U.S. Marshals and agents from the IRS and DEA on Monday morning raided all of the downtown businesses connected to Lee, including Oaksterdam, the medical marijuana dispensary Coffeeshop Blue Sky, and a plant nursery connected to the dispensary, reports Chris Roberts at SF Weekly.

The federal agents didn’t get a friendly reception. Jeering protesters — at least 100 of them, and probably far more than that — loudly expressed their disapproval of the raid as the agents carried filing cabinets, bags and stacks of evidence to waiting vehicles (many of which had no license plates, in violation of California law).
“Fuck off!” many in the crowd yelled. “DEA go away!”

KTVU
Federal agents raid Oaksterdam University

“We sort of expected this in 2010 — not 2012,” said Jeff Jones, who, with Lee, supported Proposition 19, which would have legalized marijuana in California in 2010. Jones is proprietor of the nearby Patient ID Center, which processes medical cannabis cards on the same block of downtown Oakland known as Oaksterdam.
IRS agents had audited Lee, who spent more than a million dollars out of his own pocket to finance and qualify Prop 19 in 2010.
Lee was detained at his home, then released.
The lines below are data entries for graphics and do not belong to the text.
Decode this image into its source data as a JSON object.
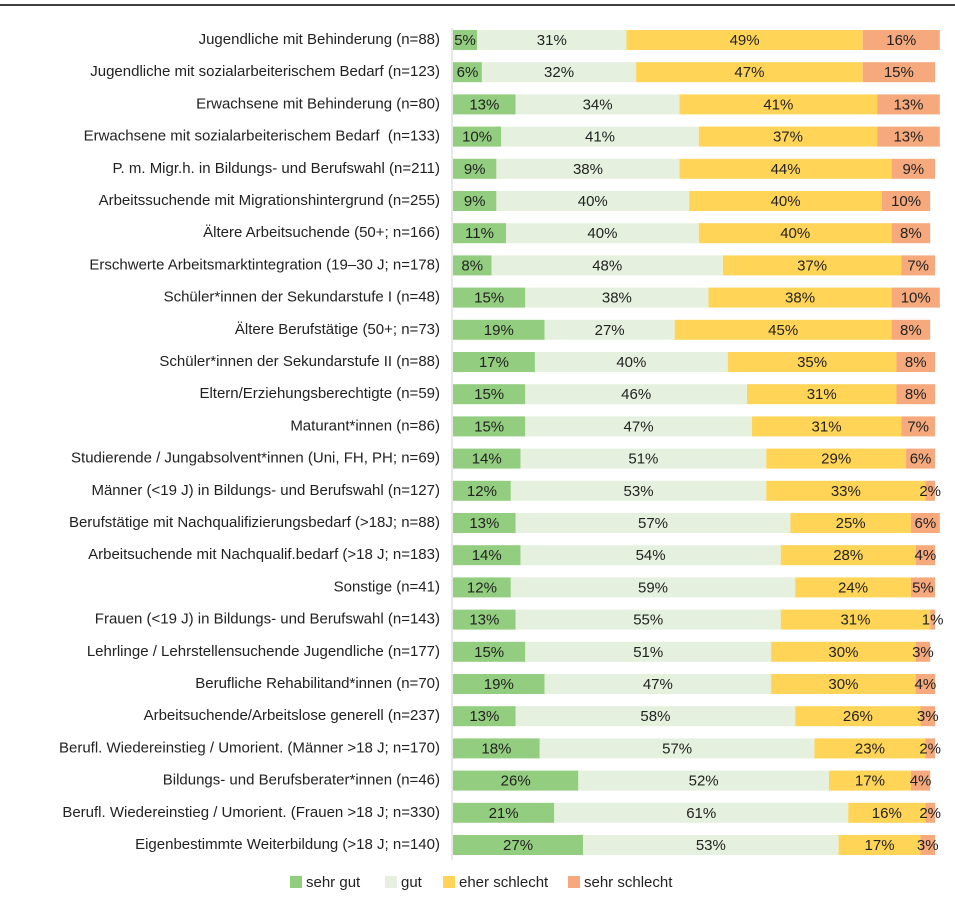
{
  "chart_data": {
    "type": "stacked_barh",
    "categories": [
      "Jugendliche mit Behinderung (n=88)",
      "Jugendliche mit sozialarbeiterischem Bedarf (n=123)",
      "Erwachsene mit Behinderung (n=80)",
      "Erwachsene mit sozialarbeiterischem Bedarf  (n=133)",
      "P. m. Migr.h. in Bildungs- und Berufswahl (n=211)",
      "Arbeitssuchende mit Migrationshintergrund (n=255)",
      "Ältere Arbeitsuchende (50+; n=166)",
      "Erschwerte Arbeitsmarktintegration (19–30 J; n=178)",
      "Schüler*innen der Sekundarstufe I (n=48)",
      "Ältere Berufstätige (50+; n=73)",
      "Schüler*innen der Sekundarstufe II (n=88)",
      "Eltern/Erziehungsberechtigte (n=59)",
      "Maturant*innen (n=86)",
      "Studierende / Jungabsolvent*innen (Uni, FH, PH; n=69)",
      "Männer (<19 J) in Bildungs- und Berufswahl (n=127)",
      "Berufstätige mit Nachqualifizierungsbedarf (>18J; n=88)",
      "Arbeitsuchende mit Nachqualif.bedarf (>18 J; n=183)",
      "Sonstige (n=41)",
      "Frauen (<19 J) in Bildungs- und Berufswahl (n=143)",
      "Lehrlinge / Lehrstellensuchende Jugendliche (n=177)",
      "Berufliche Rehabilitand*innen (n=70)",
      "Arbeitsuchende/Arbeitslose generell (n=237)",
      "Berufl. Wiedereinstieg / Umorient. (Männer >18 J; n=170)",
      "Bildungs- und Berufsberater*innen (n=46)",
      "Berufl. Wiedereinstieg / Umorient. (Frauen >18 J; n=330)",
      "Eigenbestimmte Weiterbildung (>18 J; n=140)"
    ],
    "series": [
      {
        "name": "sehr gut",
        "color": "#93cd7f",
        "values": [
          5,
          6,
          13,
          10,
          9,
          9,
          11,
          8,
          15,
          19,
          17,
          15,
          15,
          14,
          12,
          13,
          14,
          12,
          13,
          15,
          19,
          13,
          18,
          26,
          21,
          27
        ],
        "value_labels": [
          "5%",
          "6%",
          "13%",
          "10%",
          "9%",
          "9%",
          "11%",
          "8%",
          "15%",
          "19%",
          "17%",
          "15%",
          "15%",
          "14%",
          "12%",
          "13%",
          "14%",
          "12%",
          "13%",
          "15%",
          "19%",
          "13%",
          "18%",
          "26%",
          "21%",
          "27%"
        ]
      },
      {
        "name": "gut",
        "color": "#e5f1de",
        "values": [
          31,
          32,
          34,
          41,
          38,
          40,
          40,
          48,
          38,
          27,
          40,
          46,
          47,
          51,
          53,
          57,
          54,
          59,
          55,
          51,
          47,
          58,
          57,
          52,
          61,
          53
        ],
        "value_labels": [
          "31%",
          "32%",
          "34%",
          "41%",
          "38%",
          "40%",
          "40%",
          "48%",
          "38%",
          "27%",
          "40%",
          "46%",
          "47%",
          "51%",
          "53%",
          "57%",
          "54%",
          "59%",
          "55%",
          "51%",
          "47%",
          "58%",
          "57%",
          "52%",
          "61%",
          "53%"
        ]
      },
      {
        "name": "eher schlecht",
        "color": "#ffd457",
        "values": [
          49,
          47,
          41,
          37,
          44,
          40,
          40,
          37,
          38,
          45,
          35,
          31,
          31,
          29,
          33,
          25,
          28,
          24,
          31,
          30,
          30,
          26,
          23,
          17,
          16,
          17
        ],
        "value_labels": [
          "49%",
          "47%",
          "41%",
          "37%",
          "44%",
          "40%",
          "40%",
          "37%",
          "38%",
          "45%",
          "35%",
          "31%",
          "31%",
          "29%",
          "33%",
          "25%",
          "28%",
          "24%",
          "31%",
          "30%",
          "30%",
          "26%",
          "23%",
          "17%",
          "16%",
          "17%"
        ]
      },
      {
        "name": "sehr schlecht",
        "color": "#f5a97d",
        "values": [
          16,
          15,
          13,
          13,
          9,
          10,
          8,
          7,
          10,
          8,
          8,
          8,
          7,
          6,
          2,
          6,
          4,
          5,
          1,
          3,
          4,
          3,
          2,
          4,
          2,
          3
        ],
        "value_labels": [
          "16%",
          "15%",
          "13%",
          "13%",
          "9%",
          "10%",
          "8%",
          "7%",
          "10%",
          "8%",
          "8%",
          "8%",
          "7%",
          "6%",
          "2%",
          "6%",
          "4%",
          "5%",
          "1%",
          "3%",
          "4%",
          "3%",
          "2%",
          "4%",
          "2%",
          "3%"
        ]
      }
    ],
    "xlim": [
      0,
      100
    ]
  }
}
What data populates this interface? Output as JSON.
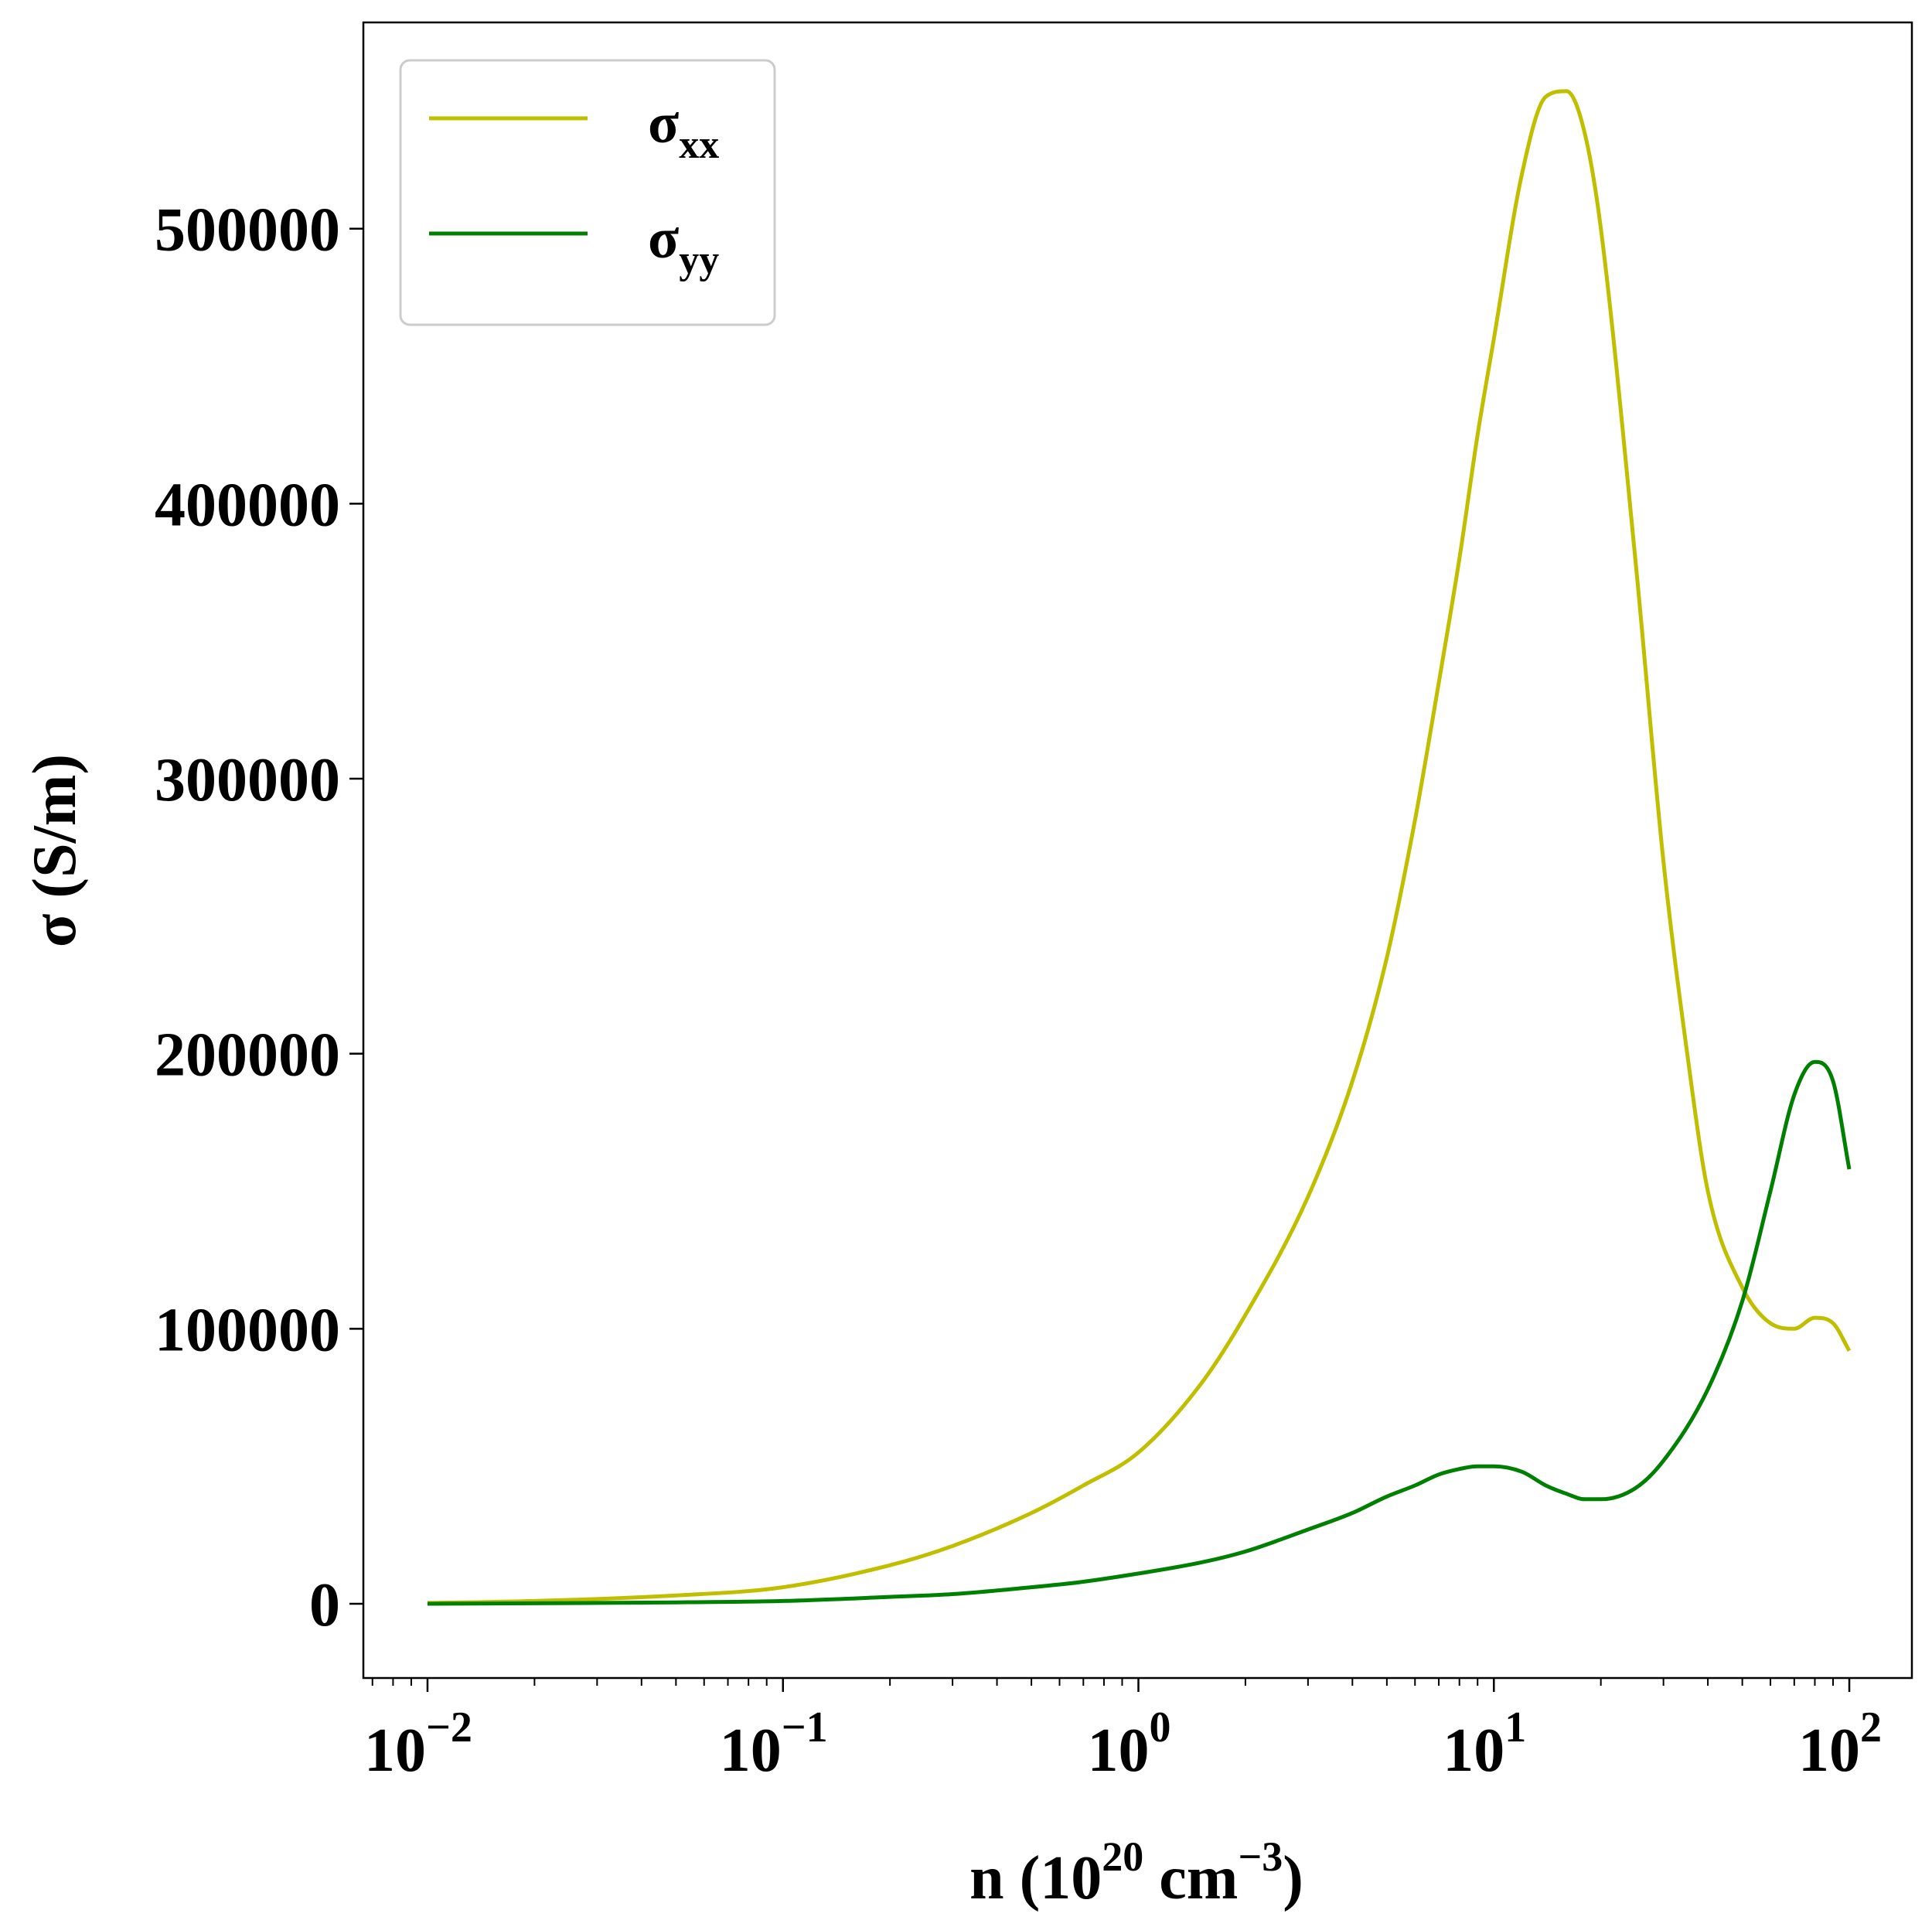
{
  "chart_data": {
    "type": "line",
    "x_scale": "log",
    "xlim": [
      0.0066,
      150
    ],
    "ylim": [
      -27000,
      575000
    ],
    "grid": false,
    "legend_position": "top-left",
    "xlabel": {
      "prefix": "n (10",
      "exp1": "20",
      "mid": " cm",
      "exp2": "−3",
      "suffix": ")"
    },
    "ylabel": "σ (S/m)",
    "x_ticks": [
      {
        "value": 0.01,
        "base": "10",
        "exp": "−2"
      },
      {
        "value": 0.1,
        "base": "10",
        "exp": "−1"
      },
      {
        "value": 1,
        "base": "10",
        "exp": "0"
      },
      {
        "value": 10,
        "base": "10",
        "exp": "1"
      },
      {
        "value": 100,
        "base": "10",
        "exp": "2"
      }
    ],
    "y_ticks": [
      {
        "value": 0,
        "label": "0"
      },
      {
        "value": 100000,
        "label": "100000"
      },
      {
        "value": 200000,
        "label": "200000"
      },
      {
        "value": 300000,
        "label": "300000"
      },
      {
        "value": 400000,
        "label": "400000"
      },
      {
        "value": 500000,
        "label": "500000"
      }
    ],
    "series": [
      {
        "name": "σxx",
        "name_base": "σ",
        "name_sub": "xx",
        "color": "#bfbf00",
        "x": [
          0.01,
          0.02,
          0.05,
          0.1,
          0.2,
          0.3,
          0.5,
          0.7,
          1,
          1.5,
          2,
          3,
          4,
          5,
          6,
          7,
          8,
          9,
          10,
          12,
          14,
          16,
          18,
          20,
          25,
          30,
          35,
          40,
          50,
          60,
          70,
          80,
          90,
          100
        ],
        "y": [
          300,
          1000,
          3000,
          6000,
          14000,
          21000,
          33000,
          43000,
          55000,
          80000,
          105000,
          148000,
          190000,
          235000,
          285000,
          335000,
          380000,
          425000,
          460000,
          520000,
          548000,
          550000,
          535000,
          500000,
          380000,
          270000,
          200000,
          150000,
          115000,
          102000,
          100000,
          104000,
          102000,
          92000
        ]
      },
      {
        "name": "σyy",
        "name_base": "σ",
        "name_sub": "yy",
        "color": "#008000",
        "x": [
          0.01,
          0.03,
          0.05,
          0.1,
          0.2,
          0.3,
          0.5,
          0.7,
          1,
          1.5,
          2,
          3,
          4,
          5,
          6,
          7,
          8,
          9,
          10,
          12,
          14,
          16,
          18,
          20,
          25,
          30,
          40,
          50,
          60,
          70,
          80,
          90,
          100
        ],
        "y": [
          0,
          300,
          500,
          1000,
          2500,
          3500,
          6000,
          8000,
          11000,
          15000,
          19000,
          27000,
          33000,
          39000,
          43000,
          47000,
          49000,
          50000,
          50000,
          48000,
          43000,
          40000,
          38000,
          38000,
          42000,
          52000,
          78000,
          110000,
          150000,
          185000,
          197000,
          190000,
          158000
        ]
      }
    ]
  }
}
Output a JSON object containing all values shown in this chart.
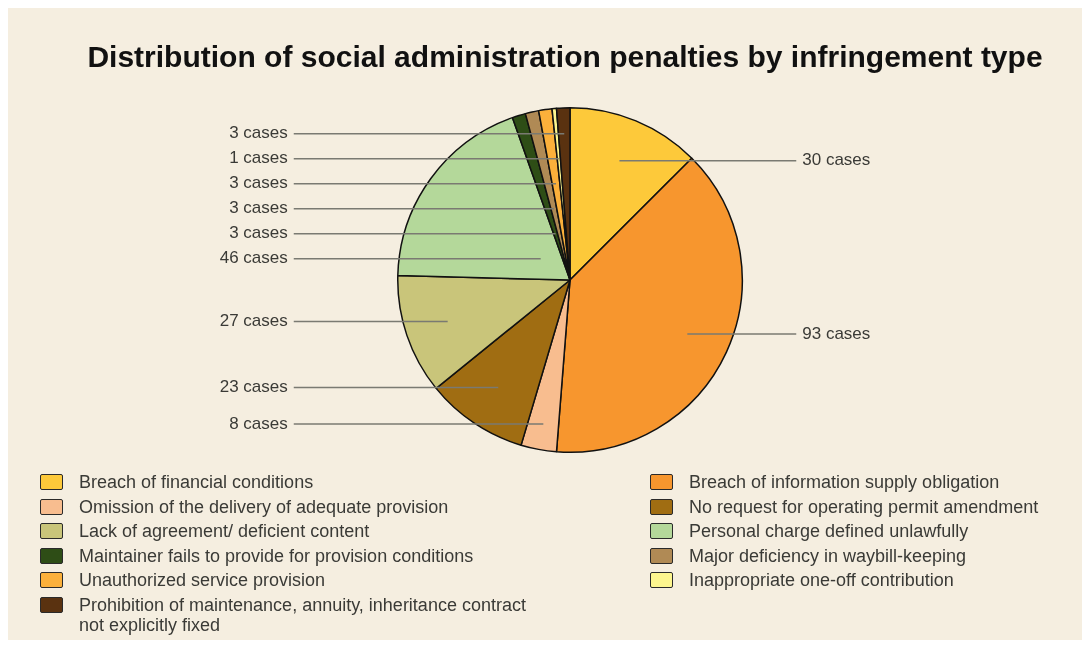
{
  "chart_data": {
    "type": "pie",
    "title": "Distribution of social administration penalties by infringement type",
    "categories": [
      "Breach of financial conditions",
      "Breach of information supply obligation",
      "Omission of the delivery of adequate provision",
      "No request for operating permit amendment",
      "Lack of agreement/ deficient content",
      "Personal charge defined unlawfully",
      "Maintainer fails to provide for provision conditions",
      "Major deficiency in waybill-keeping",
      "Unauthorized service provision",
      "Inappropriate one-off contribution",
      "Prohibition of maintenance, annuity, inheritance contract not explicitly fixed"
    ],
    "values": [
      30,
      93,
      8,
      23,
      27,
      46,
      3,
      3,
      3,
      1,
      3
    ],
    "colors": [
      "#fdc93a",
      "#f7962e",
      "#f8bd8f",
      "#a06d12",
      "#c9c57a",
      "#b4d89a",
      "#2e4d16",
      "#b08a55",
      "#fbb03b",
      "#fdf68f",
      "#5a3210"
    ],
    "value_labels": [
      "30 cases",
      "93 cases",
      "8 cases",
      "23 cases",
      "27 cases",
      "46 cases",
      "3 cases",
      "3 cases",
      "3 cases",
      "1 cases",
      "3 cases"
    ],
    "legend": "bottom"
  }
}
No arrests were made, and federal agents said the reasons for the multi-agency raid are sealed by a judge. It’s not clear if federal authorities plan to charge Lee with any crimes.
Oaksterdam will try to hold final classes for the semester on Wednesday as if nothing is amiss, even though the final class project — a crop of marijuana, ready for harvest, intended for a multiple sclerosis patient — was stolen, I mean “seized,” by federal agents.
The cannabis plants that were to be the students’ final project was intended for Yvonne Westbrook White, who has MS, according to Oaksterdam Executive Chancellor Dale Sky Jones, who is married to Jeff Jones.
Whether the Coffeeshop Blue Sky dispensary will reopen remains unclear, as do the longer-term repercussions of the raid and its possibly chilling effect on the medicinal cannabis movement.
“I know Richard’s a fighter,” said Sky Jones. “If I were a betting woman, I’d bet Blue Sky will reopen.
Enrollment had fallen at Oaksterdam since the federal government’s medical marijuana crackdown began last October, according to the Sacramento Bee.
Some strategists had advised Lee back in 2010 to wait until 2012 to run Prop 19, since presidential election years are traditionally more friendly to liberal initiatives. This year, several efforts to put legalization back on the ballot appear to be out of funds.